The second was older, a man in a suit. Lyon said it was a nice suit, though it was not made of smoke or dew or spider legs, and that he had picked the man for her largely on account of its quality. “Fine suit,” he said. “Fine man.” He was taller and darker than the blond boy, and he talked too much. She allowed him to talk; she had decided, reflecting on the experience with the blond boy, that it would be best to take her fill of his story before she took her fill of his body. And maybe, she thought, if she heard enough, if she drained his story out of him, she could enjoy his body without wondering about which portions of his life were given over to joy or to sadness, whether he had cried today, or whether he had a mother who had loved him when he was a child. “Your name is Minna,” said Lyon, who had taken it upon himself, rather boldly, to orchestrate the whole thing, and made the introduction through a computer, sending fake pictures over the wire in an internet café on the corner of Seventeenth and Sanchez. It was a proper date: Titania met him at a restaurant in his neighborhood, the Marina, and sat at an outside table.

“I’m the youngest person ever to head up my department,” he said. “In the whole history of the company, which has been around for like fifty-five years.” He paused to let her comment.

“My name is Minna,” she said.
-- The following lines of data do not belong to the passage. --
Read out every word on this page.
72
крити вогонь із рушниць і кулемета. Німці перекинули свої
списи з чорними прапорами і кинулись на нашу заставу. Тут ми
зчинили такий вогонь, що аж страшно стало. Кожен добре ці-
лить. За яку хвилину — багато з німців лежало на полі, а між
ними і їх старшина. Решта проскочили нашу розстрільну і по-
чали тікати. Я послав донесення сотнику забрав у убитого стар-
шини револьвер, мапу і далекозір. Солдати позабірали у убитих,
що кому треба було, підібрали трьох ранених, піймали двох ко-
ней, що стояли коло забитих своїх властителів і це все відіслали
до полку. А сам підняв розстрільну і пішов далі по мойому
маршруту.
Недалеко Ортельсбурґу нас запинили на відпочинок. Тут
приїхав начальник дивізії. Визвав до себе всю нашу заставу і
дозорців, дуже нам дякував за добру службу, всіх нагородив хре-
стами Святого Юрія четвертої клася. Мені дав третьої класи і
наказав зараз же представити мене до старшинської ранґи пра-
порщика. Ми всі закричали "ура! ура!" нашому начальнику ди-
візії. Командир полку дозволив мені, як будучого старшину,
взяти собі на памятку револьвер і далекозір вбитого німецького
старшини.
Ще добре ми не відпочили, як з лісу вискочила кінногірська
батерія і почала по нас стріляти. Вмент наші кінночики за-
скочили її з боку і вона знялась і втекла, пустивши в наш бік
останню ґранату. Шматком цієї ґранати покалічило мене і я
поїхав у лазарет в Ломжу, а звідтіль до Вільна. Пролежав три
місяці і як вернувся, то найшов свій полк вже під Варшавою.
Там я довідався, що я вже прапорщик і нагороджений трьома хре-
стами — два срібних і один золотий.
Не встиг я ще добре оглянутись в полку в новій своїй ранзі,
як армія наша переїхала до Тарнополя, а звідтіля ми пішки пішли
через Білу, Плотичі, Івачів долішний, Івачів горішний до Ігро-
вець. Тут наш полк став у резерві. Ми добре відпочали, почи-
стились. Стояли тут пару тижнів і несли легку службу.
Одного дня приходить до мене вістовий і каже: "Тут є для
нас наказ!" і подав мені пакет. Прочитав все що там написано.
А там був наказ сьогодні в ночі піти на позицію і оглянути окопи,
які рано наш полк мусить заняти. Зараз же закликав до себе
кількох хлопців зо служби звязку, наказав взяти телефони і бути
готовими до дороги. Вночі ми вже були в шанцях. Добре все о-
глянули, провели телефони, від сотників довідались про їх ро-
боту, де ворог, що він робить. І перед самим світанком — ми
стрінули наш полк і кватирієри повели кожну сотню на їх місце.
That was all she said to him all evening long, but he heard in it whatever he needed to. Maintaining this little glamour was easier than actually having to talk to him, and left her attention free to wander a little while he emptied himself out. She was considering how flat and treeless this neighborhood was. It ought to be one big beach, she thought.
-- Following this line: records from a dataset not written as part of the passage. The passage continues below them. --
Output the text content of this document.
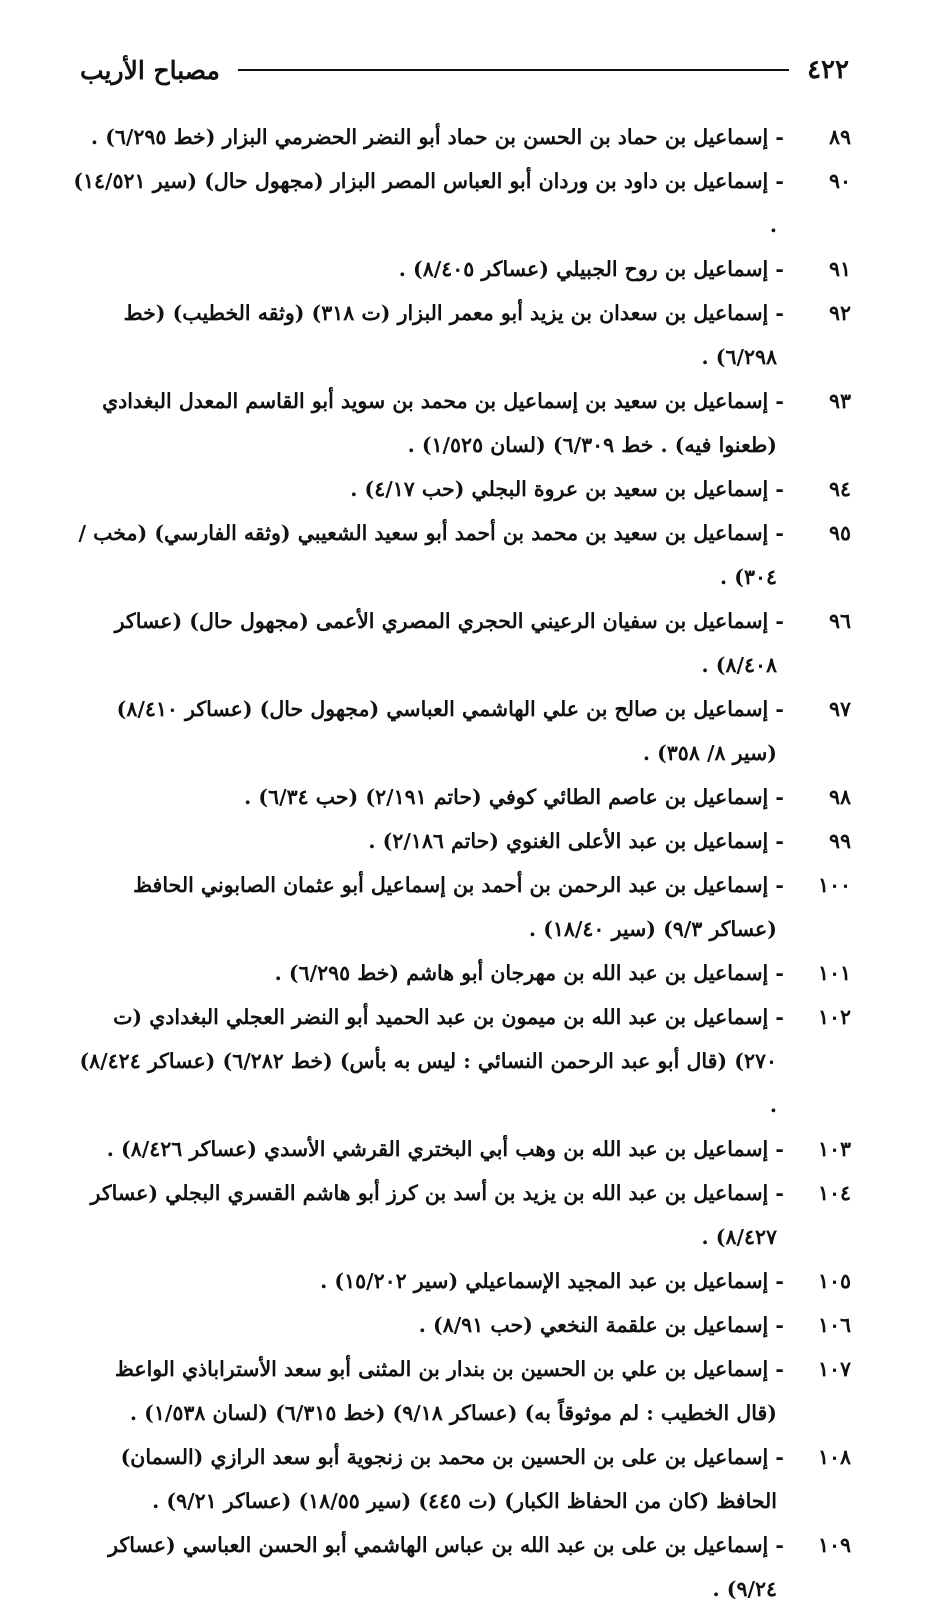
٤٢٢
مصباح الأريب
٨٩ - إسماعيل بن حماد بن الحسن بن حماد أبو النضر الحضرمي البزار (خط ٦/٢٩٥) .
٩٠ - إسماعيل بن داود بن وردان أبو العباس المصر البزار (مجهول حال) (سير ١٤/٥٢١) .
٩١ - إسماعيل بن روح الجبيلي (عساكر ٨/٤٠٥) .
٩٢ - إسماعيل بن سعدان بن يزيد أبو معمر البزار (ت ٣١٨) (وثقه الخطيب) (خط ٦/٢٩٨) .
٩٣ - إسماعيل بن سعيد بن إسماعيل بن محمد بن سويد أبو القاسم المعدل البغدادي (طعنوا فيه) . خط ٦/٣٠٩) (لسان ١/٥٢٥) .
٩٤ - إسماعيل بن سعيد بن عروة البجلي (حب ٤/١٧) .
٩٥ - إسماعيل بن سعيد بن محمد بن أحمد أبو سعيد الشعيبي (وثقه الفارسي) (مخب / ٣٠٤) .
٩٦ - إسماعيل بن سفيان الرعيني الحجري المصري الأعمى (مجهول حال) (عساكر ٨/٤٠٨) .
٩٧ - إسماعيل بن صالح بن علي الهاشمي العباسي (مجهول حال) (عساكر ٨/٤١٠) (سير ٨/ ٣٥٨) .
٩٨ - إسماعيل بن عاصم الطائي كوفي (حاتم ٢/١٩١) (حب ٦/٣٤) .
٩٩ - إسماعيل بن عبد الأعلى الغنوي (حاتم ٢/١٨٦) .
١٠٠ - إسماعيل بن عبد الرحمن بن أحمد بن إسماعيل أبو عثمان الصابوني الحافظ (عساكر ٩/٣) (سير ١٨/٤٠) .
١٠١ - إسماعيل بن عبد الله بن مهرجان أبو هاشم (خط ٦/٢٩٥) .
١٠٢ - إسماعيل بن عبد الله بن ميمون بن عبد الحميد أبو النضر العجلي البغدادي (ت ٢٧٠) (قال أبو عبد الرحمن النسائي : ليس به بأس) (خط ٦/٢٨٢) (عساكر ٨/٤٢٤) .
١٠٣ - إسماعيل بن عبد الله بن وهب أبي البختري القرشي الأسدي (عساكر ٨/٤٢٦) .
١٠٤ - إسماعيل بن عبد الله بن يزيد بن أسد بن كرز أبو هاشم القسري البجلي (عساكر ٨/٤٢٧) .
١٠٥ - إسماعيل بن عبد المجيد الإسماعيلي (سير ١٥/٢٠٢) .
١٠٦ - إسماعيل بن علقمة النخعي (حب ٨/٩١) .
١٠٧ - إسماعيل بن علي بن الحسين بن بندار بن المثنى أبو سعد الأستراباذي الواعظ (قال الخطيب : لم موثوقاً به) (عساكر ٩/١٨) (خط ٦/٣١٥) (لسان ١/٥٣٨) .
١٠٨ - إسماعيل بن على بن الحسين بن محمد بن زنجوية أبو سعد الرازي (السمان) الحافظ (كان من الحفاظ الكبار) (ت ٤٤٥) (سير ١٨/٥٥) (عساكر ٩/٢١) .
١٠٩ - إسماعيل بن على بن عبد الله بن عباس الهاشمي أبو الحسن العباسي (عساكر ٩/٢٤) .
“It’s hard work,” he said. “It comes home with me a lot, which is okay. There’s still time for fun. And when I have fun, I have fun. You know what I mean?”
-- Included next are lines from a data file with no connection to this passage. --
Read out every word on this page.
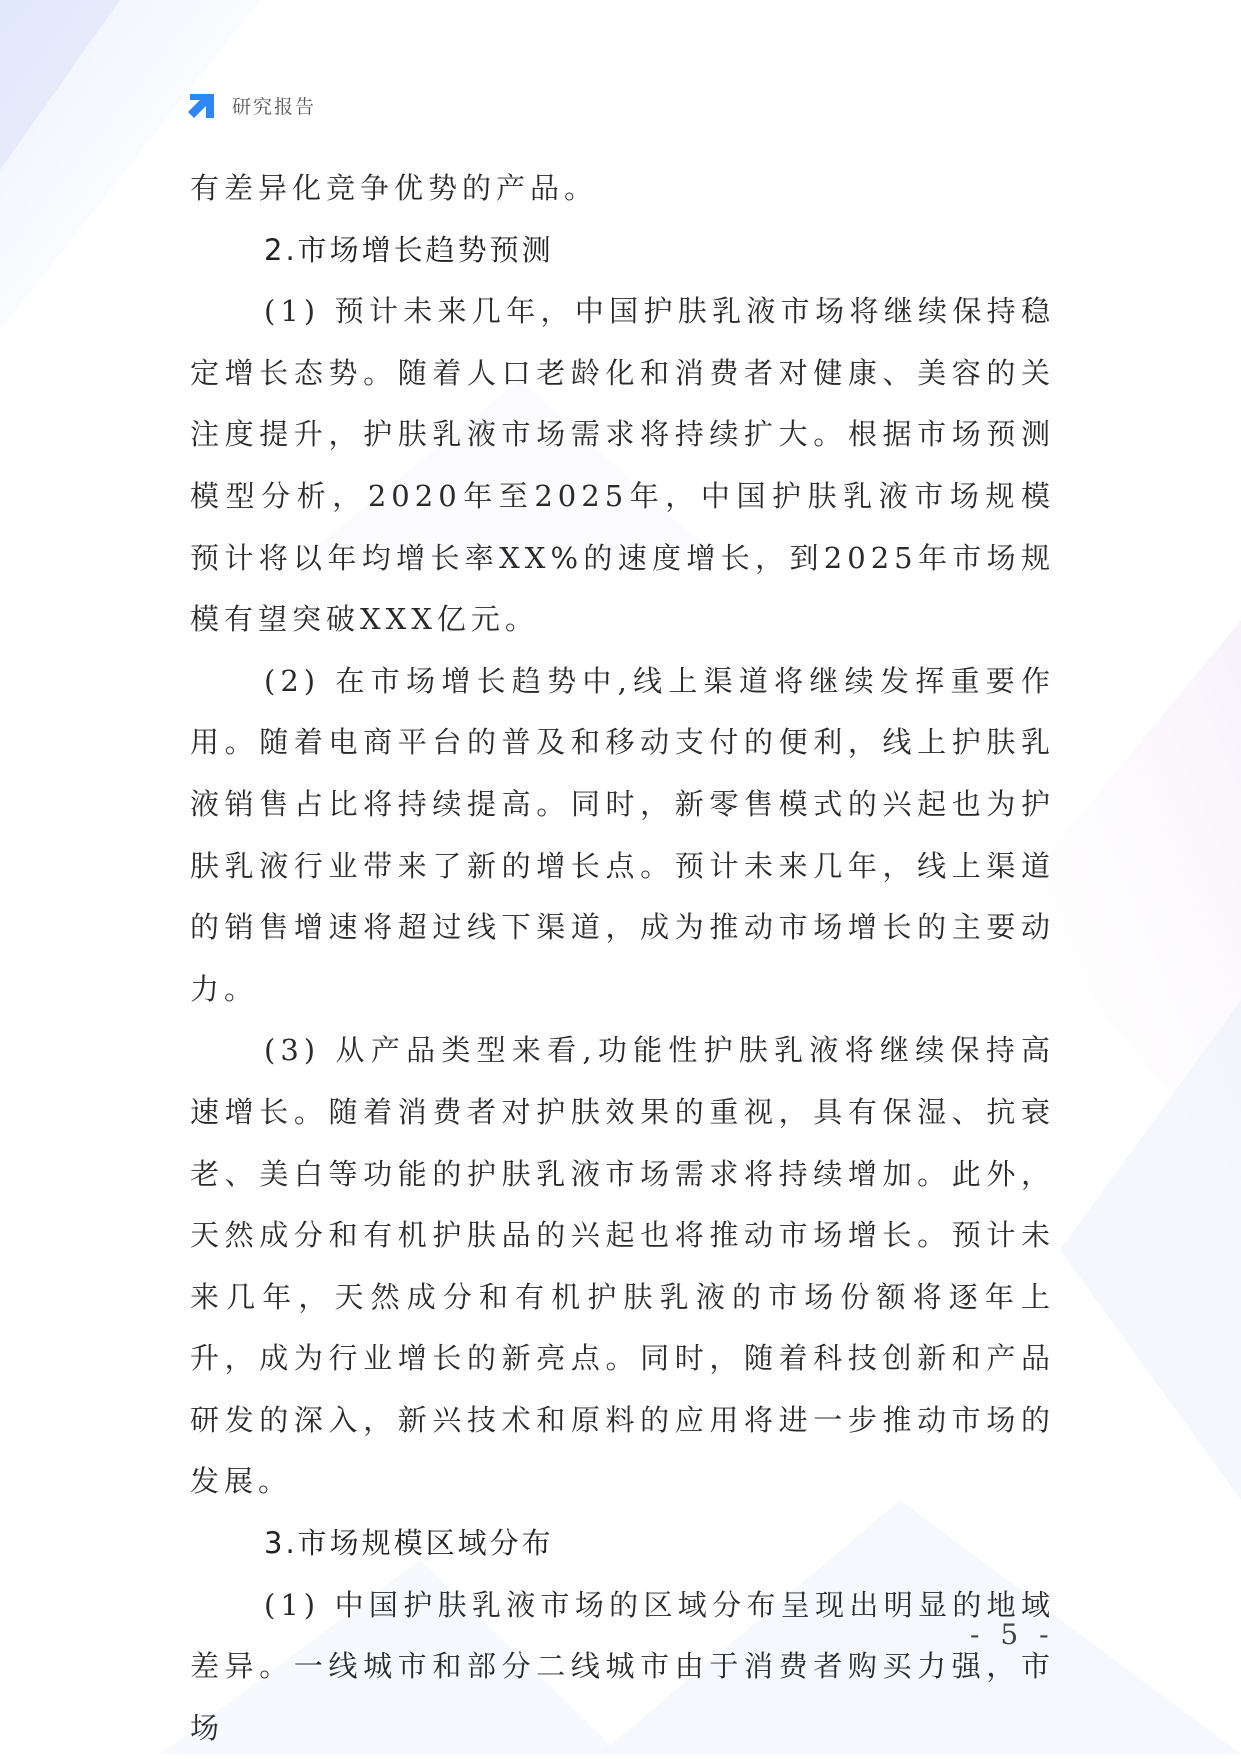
研究报告

有差异化竞争优势的产品。

2.市场增长趋势预测

(1) 预计未来几年，中国护肤乳液市场将继续保持稳定增长态势。随着人口老龄化和消费者对健康、美容的关注度提升，护肤乳液市场需求将持续扩大。根据市场预测模型分析，2020年至2025年，中国护肤乳液市场规模预计将以年均增长率XX%的速度增长，到2025年市场规模有望突破XXX亿元。

(2) 在市场增长趋势中,线上渠道将继续发挥重要作用。随着电商平台的普及和移动支付的便利，线上护肤乳液销售占比将持续提高。同时，新零售模式的兴起也为护肤乳液行业带来了新的增长点。预计未来几年，线上渠道的销售增速将超过线下渠道，成为推动市场增长的主要动力。

(3) 从产品类型来看,功能性护肤乳液将继续保持高速增长。随着消费者对护肤效果的重视，具有保湿、抗衰老、美白等功能的护肤乳液市场需求将持续增加。此外，天然成分和有机护肤品的兴起也将推动市场增长。预计未来几年，天然成分和有机护肤乳液的市场份额将逐年上升，成为行业增长的新亮点。同时，随着科技创新和产品研发的深入，新兴技术和原料的应用将进一步推动市场的发展。

3.市场规模区域分布

(1) 中国护肤乳液市场的区域分布呈现出明显的地域差异。一线城市和部分二线城市由于消费者购买力强，市场

- 5 -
“My name is Minna,” she said.

“Exactly!” he said, and started to tell her about his boat. She picked up a pea from her plate and breathed upon it to turn it into an acorn. She shook the acorn in her hand, and it divided with every shake, until she had a handful of them, which she tossed over her shoulder. They rolled away down the sidewalk, still dividing, in search of someplace to plant themselves. It cheered her a little, to think that there would be an improvement in the neighborhood. She sighed and watched her date. He had the rib of a pig in his hand. He wasn’t talking about what he was supposed to be talking about. She didn’t know anything about his previous experience of love, or if he had ever killed anyone, or if he liked sometimes to be cruel. He hadn’t mentioned his mother even once: it was possible that he didn’t even have one, and she thought for some reason that that would make him entirely useless to her. She could make him talk about those things. She could take away the nasal quality in his voice and make it more pleasing to hear. She could change the shape of his face, or grow him a beard as thick and luxurious as Oberon’s, and scent his hair like flowers, or even turn his hair into flowers. She could improve him, but she declined to improve him, though she had experimented on mortal men and women in the past, changing them, for their own good or to their detriment, but always to her amusement. Sitting there, watching his lips, glistening with pig fat, flap away in the gentle golden light of the early evening, she conceived the spell to change him but then let it go, because her Boy came to mind, the way the color of his hair changed from light to dark as he grew, and the way she could never tell which word he would learn next, and even the way she could never, in his last days, predict what new pain or trouble he would have — all his surprises ruined any satisfaction she might take in making someone to delight her, because those sorts of surprises were beyond the reach of her craft.